- At least 26 people have died in the states of California, Oregon and Washington due to wildfires
- In the state of Oregon, the evacuation of half a million people was ordered
- Many of those who have been forced to evacuate are low-income immigrants
At least 26 people have lost their lives and hundreds of homes have been burned to the ground by the more than 100 fires that continue to burn in the western United States.
In accordance with USA Today, the fires have consumed an area equal to the size of New Jersey.
More than half a million people, representing more than 10% of Oregon’s population, have received immediate evacuation orders as the fires remain uncontained.
On Friday, the National Interagency Fire Center said fires that had been fanned by the wind had also reached Alaska, Arizona, Colorado, Idaho, Montana, Nevada, New Mexico, Texas, Utah and Wyoming.
Of the 26 reported fatalities, 20 have been in California.
According to the California Department of Forestry and Fire Protection (Cal Fire), among that total there are seven more that add to the number of deaths that were counted in the Thursday.
One death was recorded in Washington state. This is a 1-year-old boy who died while his family tried to flee the flames of a wildfire, according to Okanogan County Sheriff Tony Hawley.
“This is the first death we have had. And there are too many, there are too many, ”said Washington Public Lands Commissioner Hilary Franz through tears. “No one should ever fear the loss of their child,” she added.
Five other people have died in Oregon.
Andrew Phelps, director of the Oregon Office of Emergency Management, told a news conference Friday that they were bracing for more deaths.
“We know that we are dealing with fire-related deaths and we are preparing for a mass death incident, based on what we know,” Phelps said.
Many of the residents who have been forced to evacuate are low-income immigrants, according to The Associated Press.

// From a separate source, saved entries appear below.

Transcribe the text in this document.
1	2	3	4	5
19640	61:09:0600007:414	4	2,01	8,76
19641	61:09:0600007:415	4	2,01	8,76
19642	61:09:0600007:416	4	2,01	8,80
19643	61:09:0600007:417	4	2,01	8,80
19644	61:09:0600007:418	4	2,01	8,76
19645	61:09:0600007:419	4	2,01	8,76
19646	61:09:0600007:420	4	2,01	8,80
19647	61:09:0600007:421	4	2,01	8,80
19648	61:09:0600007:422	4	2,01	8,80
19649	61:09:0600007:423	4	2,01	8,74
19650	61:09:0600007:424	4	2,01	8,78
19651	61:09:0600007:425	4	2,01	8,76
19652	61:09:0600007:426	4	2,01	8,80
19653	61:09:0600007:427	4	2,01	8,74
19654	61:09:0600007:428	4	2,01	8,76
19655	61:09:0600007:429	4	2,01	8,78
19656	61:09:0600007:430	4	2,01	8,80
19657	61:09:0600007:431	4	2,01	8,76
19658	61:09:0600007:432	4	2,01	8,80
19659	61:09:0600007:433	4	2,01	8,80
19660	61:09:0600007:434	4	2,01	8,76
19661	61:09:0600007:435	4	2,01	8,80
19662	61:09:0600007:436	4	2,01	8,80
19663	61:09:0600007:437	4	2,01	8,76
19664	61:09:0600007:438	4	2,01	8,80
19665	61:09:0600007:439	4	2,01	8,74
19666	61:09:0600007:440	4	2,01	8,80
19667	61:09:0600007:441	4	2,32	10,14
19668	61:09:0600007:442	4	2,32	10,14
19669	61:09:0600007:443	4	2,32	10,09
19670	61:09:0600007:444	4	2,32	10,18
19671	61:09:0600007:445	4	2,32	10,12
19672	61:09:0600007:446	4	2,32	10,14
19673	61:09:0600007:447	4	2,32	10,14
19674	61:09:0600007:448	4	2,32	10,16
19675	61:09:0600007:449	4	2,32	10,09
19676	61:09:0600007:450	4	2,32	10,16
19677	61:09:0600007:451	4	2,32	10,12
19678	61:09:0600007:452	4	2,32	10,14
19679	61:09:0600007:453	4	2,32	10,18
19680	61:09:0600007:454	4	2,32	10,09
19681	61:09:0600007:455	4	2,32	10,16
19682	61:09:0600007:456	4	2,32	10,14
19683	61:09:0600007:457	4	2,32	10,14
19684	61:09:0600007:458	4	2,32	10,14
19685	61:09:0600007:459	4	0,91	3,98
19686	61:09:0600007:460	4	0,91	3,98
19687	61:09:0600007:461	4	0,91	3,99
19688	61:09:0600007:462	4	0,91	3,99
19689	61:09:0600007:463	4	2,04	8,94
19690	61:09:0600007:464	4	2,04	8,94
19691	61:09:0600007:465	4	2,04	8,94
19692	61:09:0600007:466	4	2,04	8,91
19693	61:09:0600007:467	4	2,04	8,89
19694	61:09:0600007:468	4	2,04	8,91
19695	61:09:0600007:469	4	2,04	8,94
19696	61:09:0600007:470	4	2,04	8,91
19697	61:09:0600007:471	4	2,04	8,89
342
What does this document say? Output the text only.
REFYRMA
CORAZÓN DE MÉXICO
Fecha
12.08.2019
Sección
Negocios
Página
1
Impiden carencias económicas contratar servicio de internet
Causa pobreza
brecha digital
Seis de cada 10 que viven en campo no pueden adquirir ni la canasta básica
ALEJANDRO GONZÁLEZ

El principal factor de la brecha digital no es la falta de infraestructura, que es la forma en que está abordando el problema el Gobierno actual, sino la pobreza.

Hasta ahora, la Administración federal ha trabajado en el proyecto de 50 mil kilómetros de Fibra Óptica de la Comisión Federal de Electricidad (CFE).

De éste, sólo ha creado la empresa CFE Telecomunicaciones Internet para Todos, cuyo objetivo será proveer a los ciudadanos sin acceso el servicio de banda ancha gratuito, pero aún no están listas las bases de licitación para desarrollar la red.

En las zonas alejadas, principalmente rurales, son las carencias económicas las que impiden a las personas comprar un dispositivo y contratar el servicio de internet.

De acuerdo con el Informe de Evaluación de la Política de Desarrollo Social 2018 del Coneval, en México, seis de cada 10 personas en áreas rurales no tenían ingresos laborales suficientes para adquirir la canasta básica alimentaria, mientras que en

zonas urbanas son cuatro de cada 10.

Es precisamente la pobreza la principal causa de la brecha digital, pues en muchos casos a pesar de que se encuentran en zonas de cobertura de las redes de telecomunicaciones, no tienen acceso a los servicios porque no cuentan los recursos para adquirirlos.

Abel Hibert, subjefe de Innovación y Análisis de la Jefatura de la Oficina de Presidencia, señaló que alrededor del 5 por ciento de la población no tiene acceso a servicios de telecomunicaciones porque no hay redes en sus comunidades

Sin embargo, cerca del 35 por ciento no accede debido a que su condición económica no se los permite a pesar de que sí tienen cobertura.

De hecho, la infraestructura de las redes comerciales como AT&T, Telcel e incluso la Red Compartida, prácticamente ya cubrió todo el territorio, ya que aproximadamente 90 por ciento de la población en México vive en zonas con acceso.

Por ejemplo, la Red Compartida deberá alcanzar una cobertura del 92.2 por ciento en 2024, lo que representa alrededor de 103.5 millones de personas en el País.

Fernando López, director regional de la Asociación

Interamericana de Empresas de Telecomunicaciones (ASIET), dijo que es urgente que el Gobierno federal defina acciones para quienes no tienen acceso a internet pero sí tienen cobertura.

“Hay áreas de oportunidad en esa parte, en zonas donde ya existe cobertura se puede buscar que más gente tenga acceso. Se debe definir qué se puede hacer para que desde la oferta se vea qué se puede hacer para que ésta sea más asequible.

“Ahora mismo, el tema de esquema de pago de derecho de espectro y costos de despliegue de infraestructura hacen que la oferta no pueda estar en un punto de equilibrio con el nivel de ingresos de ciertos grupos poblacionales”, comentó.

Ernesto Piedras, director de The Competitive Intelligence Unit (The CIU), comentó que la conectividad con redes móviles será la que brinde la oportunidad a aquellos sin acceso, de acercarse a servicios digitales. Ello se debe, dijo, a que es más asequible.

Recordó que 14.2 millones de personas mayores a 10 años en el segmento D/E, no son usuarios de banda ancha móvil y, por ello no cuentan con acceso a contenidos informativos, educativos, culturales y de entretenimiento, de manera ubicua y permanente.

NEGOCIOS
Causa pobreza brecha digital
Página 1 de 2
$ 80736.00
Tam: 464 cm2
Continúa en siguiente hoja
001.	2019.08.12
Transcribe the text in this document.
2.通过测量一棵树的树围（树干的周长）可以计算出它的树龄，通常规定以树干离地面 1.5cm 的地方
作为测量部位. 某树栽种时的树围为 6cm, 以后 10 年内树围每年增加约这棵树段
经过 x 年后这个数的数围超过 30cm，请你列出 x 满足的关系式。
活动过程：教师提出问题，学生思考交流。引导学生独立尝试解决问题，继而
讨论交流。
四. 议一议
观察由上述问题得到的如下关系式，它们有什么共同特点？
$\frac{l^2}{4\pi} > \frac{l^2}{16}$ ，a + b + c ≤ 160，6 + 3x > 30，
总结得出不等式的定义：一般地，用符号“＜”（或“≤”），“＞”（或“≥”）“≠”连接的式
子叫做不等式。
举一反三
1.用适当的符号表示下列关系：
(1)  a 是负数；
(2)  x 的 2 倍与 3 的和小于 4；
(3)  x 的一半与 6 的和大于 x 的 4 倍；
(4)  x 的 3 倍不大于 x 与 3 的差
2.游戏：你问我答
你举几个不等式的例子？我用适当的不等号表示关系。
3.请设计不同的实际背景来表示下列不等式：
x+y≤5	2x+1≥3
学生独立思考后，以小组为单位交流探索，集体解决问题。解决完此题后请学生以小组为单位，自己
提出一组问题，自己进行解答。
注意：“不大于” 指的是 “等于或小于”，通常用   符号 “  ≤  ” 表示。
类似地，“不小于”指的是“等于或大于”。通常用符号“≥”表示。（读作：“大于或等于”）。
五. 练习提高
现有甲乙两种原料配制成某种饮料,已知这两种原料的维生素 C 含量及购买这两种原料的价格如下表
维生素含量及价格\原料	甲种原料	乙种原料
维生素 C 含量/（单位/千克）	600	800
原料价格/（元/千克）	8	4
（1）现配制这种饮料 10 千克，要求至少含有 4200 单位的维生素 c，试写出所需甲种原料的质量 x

Artemio Gutiérrez contemplated the remains of his mobile home helplessly. His children, sitting in the box of his pickup, waited while he collected some objects: a ceramic jug with a smiley face, some toy houses and a cross formed by two pieces of molten glass.
Gutiérrez, a single father of four, was working in a nearby vineyard when he saw heavy smoke creeping over the Rogue River Valley. He barely had time to pick up his children from the mobile home park where they live with dozens of Mexican families and they escaped with the clothes they were wearing.
“I’m going to start over. It’s not easy, but is not impossible either. You have to be strong in situations like this, ”said Gutiérrez, who had just returned from her mother’s funeral in Mexico.
Whole parks of mobile homes inhabited mostly by Mexican immigrants working in the vineyards or in construction were reduced to ashes.
“We are like one family. We have known each other for years, since we arrived or even before, ”Gutiérrez said of his neighbors at the Talent Mobile Estates park. “We live from day to day.”
Many workers in the fields of crops in California on Friday faced more difficult and risky working conditions for their health due to the smoke produced by the current fires in the state, according to the Efe agency.
However, in areas severely affected by the fire such as Sonoma County, or in the Central Valley, farmworkers continue their duties despite difficulties.
In a photo on the Twitter account of the Unión de Campesinos (UFW) union, Diego – who did not mention his last name – a worker from Watsonville, Santa Cruz County northwest of Los Angeles, shared a photo of the field where he worked with a strong presence smoke.
Although it is the obligation of contractors and employers to provide the worker with all the necessary elements to protect against these types of conditions, some do not comply with the regulations, so the UFW is following up to report the cases to the Occupational Health and Safety Division. from the California Department of Industrial Relations (Cal / OSHA).
Filed Under: US Fire Deaths
“At this time it is very dangerous to be outside in certain areas such as the Salinas Valley,” Armando Elenes, UFW secretary-treasurer, explained to Efe, indicating that the index of the presence of microparticles currently suspended in the air in that area is approximately 560.
Cal / OSHA’s code of regulation indicates that employers must provide N-95 masks to their workers when the index “is 151 or greater and where employers should reasonably anticipate that employees could be exposed to smoke from wildfires. ”.
“With that current rating of more than 500, wearing a mask is not optional, it is mandatory, and yet the ranchers are not complying with the regulations and although they received masks, some have not distributed them,” Elenes denounced.
The peasants continue to work out of necessity even at the risk of their health.
Filed Under: US Fire Deaths
“There is nothing heroic about what we are doing,” Erick, a farm worker from King City, Monterey County, commented on UFW Twitter, sharing a photo showing the cloudy red sky.
“We work out of necessity,” he added.
With two dozen large fires that have consumed thousands of hectares between August and September in the state, the air stale by smoke can seriously affect the health of these workers.
The air highly polluted by the fires joins the risk of contagion of COVID-19 that these workers currently face, who, due to the conditions of their work, are often unable to maintain social distance and other protective measures.